Initially, the registry will include only text directly from The AP, but, eventually, if all goes according to plan, the registry will expand to cover AP member newspapers and will include photos and videos in addition to text.

As The AP stressed in an explanation of the new system on its website, getting good stories is not cheap. The announcement pointedly refers to The Associated Press as “a not-for-profit news cooperative that spends hundreds of millions of dollars every year gathering and sharing news of public interest from around the world.” The subtext is “And we don’t spend all that money so other people can enrich themselves off our work.” Once its tracking software is in place, The AP will be able to take legal action against sites that use its articles without permission.

But The AP is being vague about the details of its plan. On its official website, it focuses on the most clear-cut cases of sites that simply reprint articles and collect ad revenue by using content they haven’t paid for. But, in an interview with The New York Times, Tom Curley, chief executive and president of The AP, said the organization also would crack down on use as minimal as a headline with a link to the article. This would put The AP at odds with search engines such as Google and Yahoo, as well as with news aggregators and blogs.

The news service clearly has a right to expect payment when someone displays an entire AP article. The new system might put a stop to that sort of chiseling. However, The AP will likely have a tougher legal fight if it demands to be paid for the sorts of things search engines do.

The doctrine of “fair use” allows brief quotations of copyrighted material in a separate work. A book’s title is subject to copyright, but a library’s card catalog does not infringe the copyright merely by citing the book’s title. The search engines will argue that they are a modern-day card catalog. The fact that this “card catalog” also sells billions of dollars in adjacent advertising seems to annoy The AP but may not be meaningful to the courts.

Newspapers and broadcasters pay The AP for its news reports, which they publish under license in combination with their own content. The legal principle of “first sale” holds that the purchaser of a copyrighted work is the owner of that work and has the right to re-sell what it owns. This is how used bookstores can legally operate. Software makers have argued, with mixed success, that they “license,” rather than sell, their copyrighted intellectual property and that, therefore, the first-sale doctrine does not apply. The AP might rely on similar licensing terms to prohibit news organizations from giving away its reports on their web sites. But The AP is owned by its 1,400 U.S. member newspapers, so that might be a difficult battle for the news service to fight.

A start-up company called Attributor has another approach. Targeting major news organizations, Attributor offers to track down unlicensed copies of articles and get part of the ad revenues from sites hosting such content for the articles’ rightful owners. Attributor hopes to work with ad placement companies in order to have a portion of the ad revenue flow directly to the owner of the content adjacent to the ad instead of to the owner of the site.

Jim Pitkow, chief executive of Attributor, says that his approach will benefit everyone by allowing for the wide distribution and use of news stories, while still ensuring that enough money reaches the original sources so they can continue to pay reporters.

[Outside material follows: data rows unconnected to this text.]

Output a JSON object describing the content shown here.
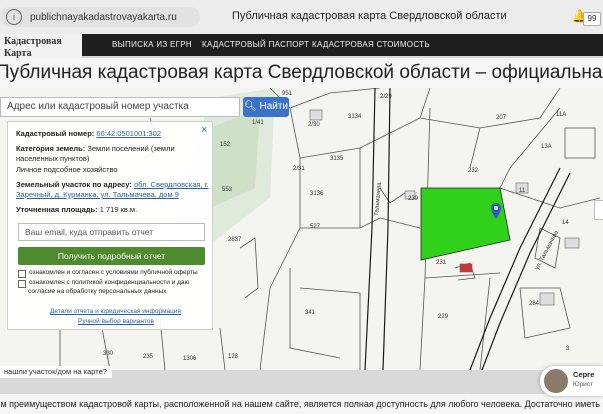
{
  "browser": {
    "url": "publichnayakadastrovayakarta.ru",
    "tab_title": "Публичная кадастровая карта Свердловской области",
    "notification_count": "99"
  },
  "site": {
    "logo_text": "Кадастровая Карта",
    "nav": [
      {
        "label": "ВЫПИСКА ИЗ ЕГРН"
      },
      {
        "label": "КАДАСТРОВЫЙ ПАСПОРТ"
      },
      {
        "label": "КАДАСТРОВАЯ СТОИМОСТЬ"
      }
    ],
    "headline": "Публичная кадастровая карта Свердловской области – официальная информ"
  },
  "search": {
    "placeholder": "Адрес или кадастровый номер участка",
    "button_label": "Найти"
  },
  "info_panel": {
    "close_symbol": "×",
    "cadastral_label": "Кадастровый номер:",
    "cadastral_value": "66:42:0501001:302",
    "category_label": "Категория земель:",
    "category_value_1": "Земли поселений (земли",
    "category_value_2": "населенных пунктов)",
    "use": "Личное подсобное хозяйство",
    "address_label": "Земельный участок по адресу:",
    "address_value_1": "обл. Свердловская, г.",
    "address_value_2": "Заречный, д. Курманка, ул. Тальмачева, дом 9",
    "area_label": "Уточненная площадь:",
    "area_value": "1 719 кв.м.",
    "email_placeholder": "Ваш email, куда отправить отчет",
    "report_button": "Получить подробный отчет",
    "checkbox_offer": "ознакомлен и согласен с условиями публичной оферты",
    "checkbox_privacy_1": "ознакомлен с политикой конфиденциальности и даю",
    "checkbox_privacy_2": "согласие на обработку персональных данных",
    "legal_link": "Детали отчета и юридическая информация",
    "manual_link": "Ручной выбор вариантов"
  },
  "map": {
    "highlight_color": "#2fd11a",
    "parcel_labels": [
      "1/41",
      "2/30",
      "2/31",
      "2/29",
      "3134",
      "3135",
      "3136",
      "152",
      "553",
      "527",
      "2837",
      "239",
      "232",
      "231",
      "207",
      "11А",
      "11",
      "13А",
      "341",
      "229",
      "330",
      "235",
      "1306",
      "128",
      "284",
      "3",
      "951",
      "14"
    ],
    "street_labels": [
      "ул. Тальмачева",
      "Тальмачева"
    ]
  },
  "ribbon_text": "нашли участок/дом на карте?",
  "bottom_text": "ым преимуществом кадастровой карты, расположенной на нашем сайте, является полная доступность для любого человека. Достаточно иметь компьютер",
  "chat": {
    "name": "Серге",
    "role": "Юрист"
  }
}
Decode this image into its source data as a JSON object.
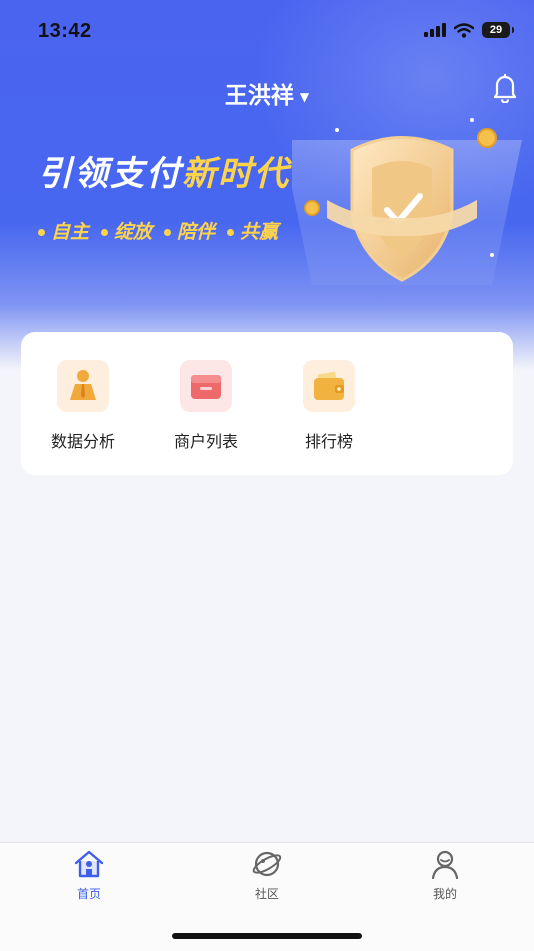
{
  "status_bar": {
    "time": "13:42",
    "battery": "29"
  },
  "header": {
    "user_name": "王洪祥"
  },
  "banner": {
    "slogan_main": "引领支付",
    "slogan_highlight": "新时代",
    "tags": [
      "自主",
      "绽放",
      "陪伴",
      "共赢"
    ]
  },
  "features": [
    {
      "label": "数据分析",
      "icon": "data-analysis-icon"
    },
    {
      "label": "商户列表",
      "icon": "merchant-list-icon"
    },
    {
      "label": "排行榜",
      "icon": "leaderboard-wallet-icon"
    }
  ],
  "tabbar": {
    "items": [
      {
        "label": "首页",
        "icon": "home-icon",
        "active": true
      },
      {
        "label": "社区",
        "icon": "planet-icon",
        "active": false
      },
      {
        "label": "我的",
        "icon": "profile-icon",
        "active": false
      }
    ]
  },
  "colors": {
    "primary_blue": "#4767ef",
    "accent_yellow": "#ffd44a",
    "active_tab": "#3f5fe8"
  }
}
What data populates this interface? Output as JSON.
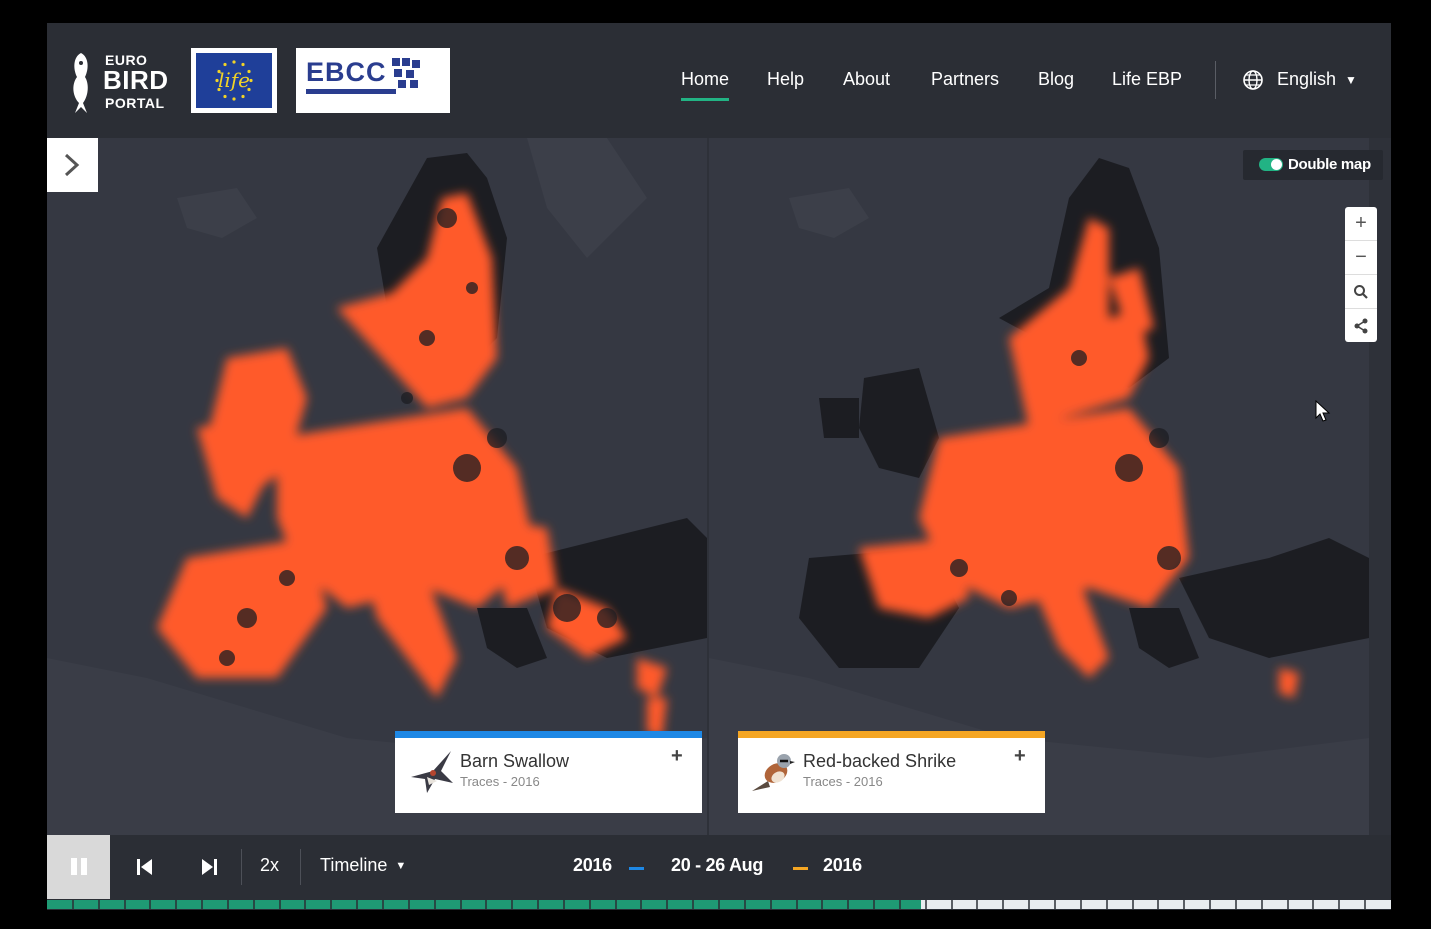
{
  "header": {
    "logo": {
      "line1": "EURO",
      "line2": "BIRD",
      "line3": "PORTAL"
    },
    "life_logo_text": "life",
    "ebcc_logo_text": "EBCC",
    "nav": [
      {
        "label": "Home",
        "active": true
      },
      {
        "label": "Help",
        "active": false
      },
      {
        "label": "About",
        "active": false
      },
      {
        "label": "Partners",
        "active": false
      },
      {
        "label": "Blog",
        "active": false
      },
      {
        "label": "Life EBP",
        "active": false
      }
    ],
    "language": "English"
  },
  "map": {
    "double_map_label": "Double map",
    "double_map_on": true,
    "controls": [
      "zoom-in-icon",
      "zoom-out-icon",
      "magnifier-icon",
      "share-icon"
    ]
  },
  "species": [
    {
      "name": "Barn Swallow",
      "subtitle": "Traces - 2016",
      "color": "#1e88e5"
    },
    {
      "name": "Red-backed Shrike",
      "subtitle": "Traces - 2016",
      "color": "#f5a623"
    }
  ],
  "timeline": {
    "speed": "2x",
    "mode": "Timeline",
    "year_left": "2016",
    "date_range": "20 - 26 Aug",
    "year_right": "2016",
    "progress": 0.65
  },
  "colors": {
    "accent": "#22b384",
    "heat": "#ff5a2a",
    "land": "#1c1d22",
    "sea": "#353842"
  }
}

Which brings us to the real economic problem in the news industry. Somebody has to pay to create the content. That somebody could be an advertiser, a consumer, or a third party such as the government (as in the case of the BBC) or a donor (as with American public broadcasting)

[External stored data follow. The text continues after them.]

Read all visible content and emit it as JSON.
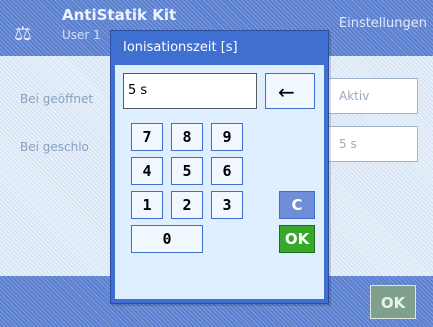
{
  "header": {
    "title": "AntiStatik Kit",
    "subtitle": "User 1",
    "right": "Einstellungen"
  },
  "settings": [
    {
      "label": "Bei geöffnet",
      "value": "Aktiv"
    },
    {
      "label": "Bei geschlo",
      "value": "5 s"
    }
  ],
  "footer": {
    "ok_label": "OK"
  },
  "dialog": {
    "title": "Ionisationszeit [s]",
    "input_value": "5 s",
    "keys": [
      "7",
      "8",
      "9",
      "4",
      "5",
      "6",
      "1",
      "2",
      "3",
      "0"
    ],
    "clear_label": "C",
    "ok_label": "OK",
    "back_icon": "left-arrow-icon"
  },
  "colors": {
    "titlebar": "#3f6fd1",
    "ok_green": "#36a82a",
    "clear_blue": "#6e8ed8"
  }
}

News organizations have had little luck attracting paid subscribers to their web sites. Instead, they try to draw an audience by giving away free content, and then they use the audience to attract advertisers. The recession has brought a significant drop in advertising sales, however, while at the same time the huge number of online news sites chasing advertisers creates a glut of supply and a drop in ad rates. The industry is being squeezed by its own business model.

As the various parties fight over just who should pay, how much they should pay and how those payments should be made, there is likely to be plenty of news about the news.